ReMinisCinG oN 2oo7

it’s one of those moments when i should be doing other things than writing… but whenever i am supposed to be concentrating on studies, other trivial things fill my mind instead. right now, memories and what i experienced this past year shoot through my head. just by looking at the pictures the many happy times become visible again… yet those photographs failed to capture the times of loneliness and despair. 2007 was indeed filled with many alternating ups and downs through which i have extracted my lessons and learned more about myself, including many things i already knew as a passive observer but once i got involved myself i somehow changed my attitude.

success definitely sided with my professional advancement last year…. at work i was entrusted with more responsibility and acknowledged for all my efforts. it was fun yet also exhausting going on business trips. then in the summer i received the much awaited acceptance into a renowned school in London for my master studies. it was not an easy choice to make whether to accept the offer and quit work, or postpone the plans of studying to keep working. in the end, i chose to become a full-time student again… i do not regret it although it was and sometimes still is quite an adjustment after having worked for so long.

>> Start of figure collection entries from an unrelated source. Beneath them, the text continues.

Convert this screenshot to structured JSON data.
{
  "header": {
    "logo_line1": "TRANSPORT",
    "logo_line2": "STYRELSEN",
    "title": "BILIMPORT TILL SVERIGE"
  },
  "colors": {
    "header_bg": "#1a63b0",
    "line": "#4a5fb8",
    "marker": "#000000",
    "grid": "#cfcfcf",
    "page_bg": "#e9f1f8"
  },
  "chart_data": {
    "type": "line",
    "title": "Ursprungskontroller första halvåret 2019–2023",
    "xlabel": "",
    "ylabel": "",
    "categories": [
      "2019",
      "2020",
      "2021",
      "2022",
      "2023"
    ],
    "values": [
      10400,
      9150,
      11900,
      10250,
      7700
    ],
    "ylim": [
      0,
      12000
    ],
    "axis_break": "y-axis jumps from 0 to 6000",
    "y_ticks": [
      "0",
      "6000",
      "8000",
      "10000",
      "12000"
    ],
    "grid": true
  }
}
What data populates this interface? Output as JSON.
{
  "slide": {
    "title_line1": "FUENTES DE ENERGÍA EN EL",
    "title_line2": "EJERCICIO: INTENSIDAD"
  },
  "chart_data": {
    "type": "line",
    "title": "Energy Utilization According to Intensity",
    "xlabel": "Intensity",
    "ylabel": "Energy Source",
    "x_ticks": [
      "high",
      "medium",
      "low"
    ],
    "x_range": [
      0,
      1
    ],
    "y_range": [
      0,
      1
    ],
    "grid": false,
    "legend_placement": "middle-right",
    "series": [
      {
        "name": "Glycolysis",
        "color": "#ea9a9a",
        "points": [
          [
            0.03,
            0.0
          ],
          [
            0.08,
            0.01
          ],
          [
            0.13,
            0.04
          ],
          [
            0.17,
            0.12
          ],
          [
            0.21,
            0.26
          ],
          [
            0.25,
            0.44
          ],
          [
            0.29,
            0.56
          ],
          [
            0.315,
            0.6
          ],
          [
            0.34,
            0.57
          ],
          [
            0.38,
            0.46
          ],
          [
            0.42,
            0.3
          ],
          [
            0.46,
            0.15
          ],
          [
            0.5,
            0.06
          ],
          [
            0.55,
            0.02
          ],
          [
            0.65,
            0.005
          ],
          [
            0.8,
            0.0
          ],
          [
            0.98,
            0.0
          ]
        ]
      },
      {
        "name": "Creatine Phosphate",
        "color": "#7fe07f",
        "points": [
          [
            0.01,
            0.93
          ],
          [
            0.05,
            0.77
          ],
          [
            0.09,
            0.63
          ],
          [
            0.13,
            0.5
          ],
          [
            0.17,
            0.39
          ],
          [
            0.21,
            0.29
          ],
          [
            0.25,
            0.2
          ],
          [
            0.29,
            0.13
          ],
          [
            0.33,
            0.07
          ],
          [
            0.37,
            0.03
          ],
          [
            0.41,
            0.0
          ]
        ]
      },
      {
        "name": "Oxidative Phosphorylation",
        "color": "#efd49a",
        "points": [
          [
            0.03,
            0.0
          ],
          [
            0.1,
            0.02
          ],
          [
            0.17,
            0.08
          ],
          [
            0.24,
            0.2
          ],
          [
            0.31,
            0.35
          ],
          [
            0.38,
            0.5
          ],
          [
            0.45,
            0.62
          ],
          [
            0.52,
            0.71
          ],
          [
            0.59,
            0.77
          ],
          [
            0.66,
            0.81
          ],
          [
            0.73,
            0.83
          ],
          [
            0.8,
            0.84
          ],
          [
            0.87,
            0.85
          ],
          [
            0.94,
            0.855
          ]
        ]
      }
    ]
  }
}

the ups and downs have been more of a personal encounter: family-wise and in relationship matters. i experienced how love ones cared so much that it already hurt, how disappointment became a sure companion of trusting, but also how to love beyond imperfections and how to rise again after every fall. there are no guarantees in life. we have to take it and deal with it as it comes… i think this quote best describes how we should go through life:

"Life is a one-way street.
No matter how many detours you take,
none of them leads back.
So enjoy life every moment as none of them
will happen the same way again."

Thus, the ups and downs belong to our life. it cannot be all good or bad. i am grateful for all the happy moments, especially those i can share with others. and i derive my lessons from all the bad and sorrowful experiences. after all, i feel blessed to have friends who have been there for me to make each day brighter, and bear with me even when i am in a solitary mood. all in all, i am grateful for every single day in 2007, yet look forward to what awaits this year.